"Och, jewel, now be asy! don't be strivin' to sit up; sure I'll settle the pillas for ye, before y'd say thrap stick, if you'd have patience. There now, take a sup of it, I made ye a nice drop of jelly meeself; sure little Mrs. Winter's a good soul, but I don't like them English ways of puttin' lard an' suet into their paste instead of the best ov good buther; faith, ses I to meeself, may be it's glue they'll be puttin' in the jelly, so I made ye a drop; an' Mrs. Winter ses, mighty good humoured, 'Walk up, Mrs. O'Toole, in coorse nothin' plaises the Captin so much as what you make.' Dear knows it's the t'underin' wet day; an' how are ye, agrah?"

I may observe en passant that Mrs. O'Toole had treated me more like a pet child than a respected "Right Honourable" since my illness, and rather ruled me with a rod of iron.

I replied to her kind enquiries, and asked for Miss Vernon.

"Is it Miss Kate? she's singin' like a lark. Ses she, 'Nurse, be sure you ask Captin Egerton when I may go see him; I'm sure,' ses she, 'he's angry with me for making him go back to help Mr. Gilpin,' ses she, 'or he'd let me go see him as well as every one else,' ses she."

"Did she though? I am most happy she made me instrumental in saving Mr. Gilpin's life, and of course I'll be too glad to see her the next time she calls on Mrs. Winter; but Nurse, don't I look confoundedly wretched?"

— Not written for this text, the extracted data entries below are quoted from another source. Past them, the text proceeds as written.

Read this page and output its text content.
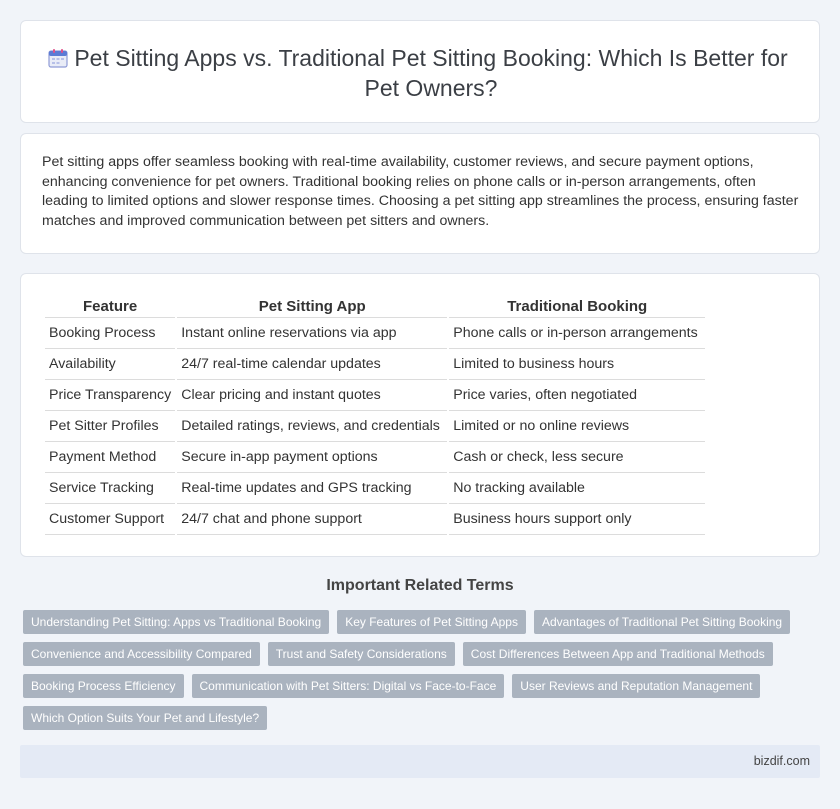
Pet Sitting Apps vs. Traditional Pet Sitting Booking: Which Is Better for Pet Owners?

Pet sitting apps offer seamless booking with real-time availability, customer reviews, and secure payment options, enhancing convenience for pet owners. Traditional booking relies on phone calls or in-person arrangements, often leading to limited options and slower response times. Choosing a pet sitting app streamlines the process, ensuring faster matches and improved communication between pet sitters and owners.

Feature	Pet Sitting App	Traditional Booking
Booking Process	Instant online reservations via app	Phone calls or in-person arrangements
Availability	24/7 real-time calendar updates	Limited to business hours
Price Transparency	Clear pricing and instant quotes	Price varies, often negotiated
Pet Sitter Profiles	Detailed ratings, reviews, and credentials	Limited or no online reviews
Payment Method	Secure in-app payment options	Cash or check, less secure
Service Tracking	Real-time updates and GPS tracking	No tracking available
Customer Support	24/7 chat and phone support	Business hours support only
Important Related Terms
Understanding Pet Sitting: Apps vs Traditional Booking	Key Features of Pet Sitting Apps	Advantages of Traditional Pet Sitting Booking
Convenience and Accessibility Compared	Trust and Safety Considerations	Cost Differences Between App and Traditional Methods
Booking Process Efficiency	Communication with Pet Sitters: Digital vs Face-to-Face	User Reviews and Reputation Management
Which Option Suits Your Pet and Lifestyle?
bizdif.com
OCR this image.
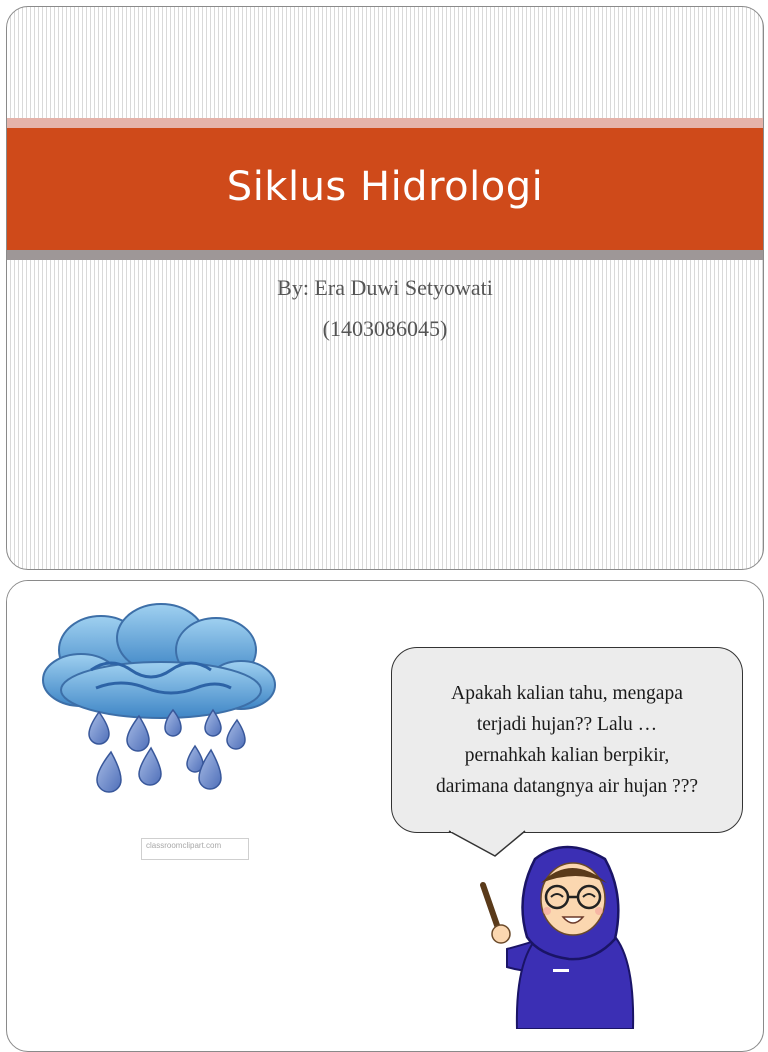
Siklus Hidrologi
By: Era Duwi Setyowati
(1403086045)
classroomclipart.com
Apakah kalian tahu, mengapa
terjadi hujan?? Lalu …
pernahkah kalian berpikir,
darimana datangnya air hujan ???
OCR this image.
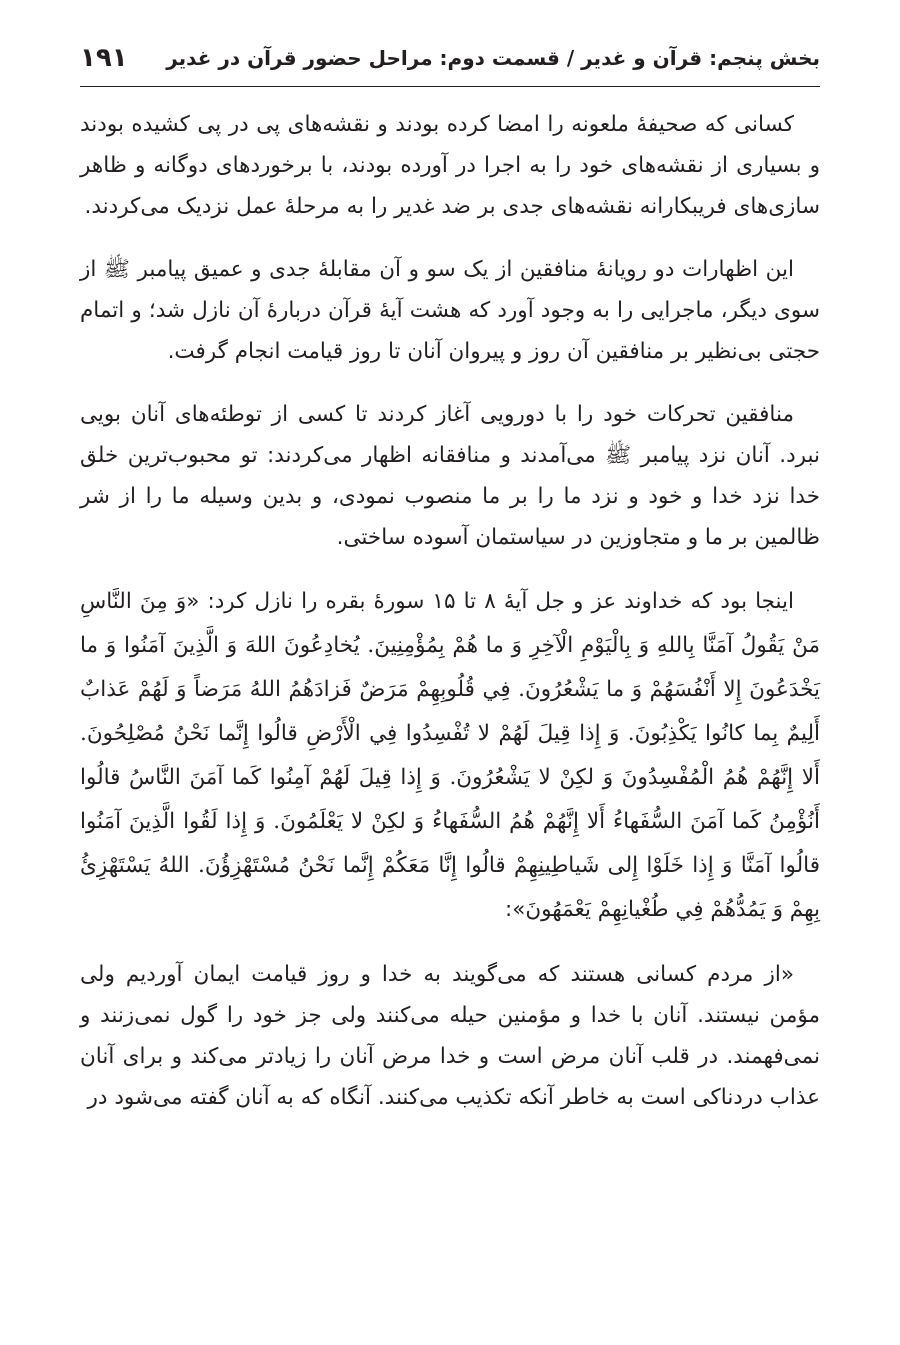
بخش پنجم: قرآن و غدیر / قسمت دوم: مراحل حضور قرآن در غدیر
۱۹۱

کسانی که صحیفۀ ملعونه را امضا کرده بودند و نقشه‌های پی در پی کشیده بودند و بسیاری از نقشه‌های خود را به اجرا در آورده بودند، با برخوردهای دوگانه و ظاهر سازی‌های فریبکارانه نقشه‌های جدی بر ضد غدیر را به مرحلۀ عمل نزدیک می‌کردند.

این اظهارات دو رویانۀ منافقین از یک سو و آن مقابلۀ جدی و عمیق پیامبر ﷺ از سوی دیگر، ماجرایی را به وجود آورد که هشت آیۀ قرآن دربارۀ آن نازل شد؛ و اتمام حجتی بی‌نظیر بر منافقین آن روز و پیروان آنان تا روز قیامت انجام گرفت.

منافقین تحرکات خود را با دورویی آغاز کردند تا کسی از توطئه‌های آنان بویی نبرد. آنان نزد پیامبر ﷺ می‌آمدند و منافقانه اظهار می‌کردند: تو محبوب‌ترین خلق خدا نزد خدا و خود و نزد ما را بر ما منصوب نمودی، و بدین وسیله ما را از شر ظالمین بر ما و متجاوزین در سیاستمان آسوده ساختی.

اینجا بود که خداوند عز و جل آیۀ ۸ تا ۱۵ سورۀ بقره را نازل کرد: «وَ مِنَ النَّاسِ مَنْ يَقُولُ آمَنَّا بِاللهِ وَ بِالْيَوْمِ الْآخِرِ وَ ما هُمْ بِمُؤْمِنِينَ. يُخادِعُونَ اللهَ وَ الَّذِينَ آمَنُوا وَ ما يَخْدَعُونَ إِلا أَنْفُسَهُمْ وَ ما يَشْعُرُونَ. فِي قُلُوبِهِمْ مَرَضٌ فَزادَهُمُ اللهُ مَرَضاً وَ لَهُمْ عَذابٌ أَلِيمٌ بِما كانُوا يَكْذِبُونَ. وَ إِذا قِيلَ لَهُمْ لا تُفْسِدُوا فِي الْأَرْضِ قالُوا إِنَّما نَحْنُ مُصْلِحُونَ. أَلا إِنَّهُمْ هُمُ الْمُفْسِدُونَ وَ لكِنْ لا يَشْعُرُونَ. وَ إِذا قِيلَ لَهُمْ آمِنُوا كَما آمَنَ النَّاسُ قالُوا أَنُؤْمِنُ كَما آمَنَ السُّفَهاءُ أَلا إِنَّهُمْ هُمُ السُّفَهاءُ وَ لكِنْ لا يَعْلَمُونَ. وَ إِذا لَقُوا الَّذِينَ آمَنُوا قالُوا آمَنَّا وَ إِذا خَلَوْا إِلى شَياطِينِهِمْ قالُوا إِنَّا مَعَكُمْ إِنَّما نَحْنُ مُسْتَهْزِؤُنَ. اللهُ يَسْتَهْزِئُ بِهِمْ وَ يَمُدُّهُمْ فِي طُغْيانِهِمْ يَعْمَهُونَ»:

«از مردم کسانی هستند که می‌گویند به خدا و روز قیامت ایمان آوردیم ولی مؤمن نیستند. آنان با خدا و مؤمنین حیله می‌کنند ولی جز خود را گول نمی‌زنند و نمی‌فهمند. در قلب آنان مرض است و خدا مرض آنان را زیادتر می‌کند و برای آنان عذاب دردناکی است به خاطر آنکه تکذیب می‌کنند. آنگاه که به آنان گفته می‌شود در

"Musha is it that ye'r thinkin' of? ye needn't bother ye'r head about it, honey. If ye were like ould Dan Kelly (an' he'd a broken nose an' a cast in his two eyes), Miss Kate, 'ud think the sun shone in ye'r face afther ye'r goin back to help the crather of an organist, an every one else runin' away. She ses"—

"Oh! it was a natural instinct to help him."

"Faith, it 'ud come more natural to many a one to save himself. I'll never forget the night ye come home all bruised an' bloody, widout as much life in ye as 'ud stand a pooff, Gilpin houldin' yer head, Winter cursin' (God forgive him) like a throoper in Greek or Latin; the ould masther, as studdy as a rock, sending off right an' left for everything, an' Miss Kate as white as a sheet, an' thrimblin' from head to fut, not spakin' a word, an' keepin' quiet as a lamb, just not to disturb any one. Musha, but we'd the ruction!"

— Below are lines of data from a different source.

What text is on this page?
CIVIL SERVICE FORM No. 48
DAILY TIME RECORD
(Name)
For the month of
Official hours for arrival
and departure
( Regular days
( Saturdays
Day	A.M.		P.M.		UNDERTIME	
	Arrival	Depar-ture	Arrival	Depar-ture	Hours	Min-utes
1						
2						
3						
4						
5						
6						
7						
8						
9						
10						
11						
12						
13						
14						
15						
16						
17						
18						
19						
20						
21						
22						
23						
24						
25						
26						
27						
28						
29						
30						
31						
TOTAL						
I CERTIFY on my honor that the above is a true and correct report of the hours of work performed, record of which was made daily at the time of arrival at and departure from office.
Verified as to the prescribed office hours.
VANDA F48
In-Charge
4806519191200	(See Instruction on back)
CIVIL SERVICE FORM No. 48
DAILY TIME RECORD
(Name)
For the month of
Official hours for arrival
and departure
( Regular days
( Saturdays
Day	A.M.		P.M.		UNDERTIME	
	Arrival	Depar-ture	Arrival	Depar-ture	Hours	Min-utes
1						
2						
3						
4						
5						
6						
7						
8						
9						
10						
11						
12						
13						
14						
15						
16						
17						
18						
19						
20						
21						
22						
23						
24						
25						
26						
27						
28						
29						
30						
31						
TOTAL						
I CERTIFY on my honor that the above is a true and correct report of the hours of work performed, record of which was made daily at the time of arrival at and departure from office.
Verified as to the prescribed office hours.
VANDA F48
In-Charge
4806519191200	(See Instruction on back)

"I can never forget the great kindness you all showed me; I must have been a great trouble to you when I was delirious; do you remember what I raved about?"

"Oh! you was rampagin mad; it was ordtherin' the army one minit, an' followin' the hounds the next, an' shoutin' murther to save Miss Kate, for whatever ye began with, it iver an' always ended with her; may be ye have a sisther called Kate."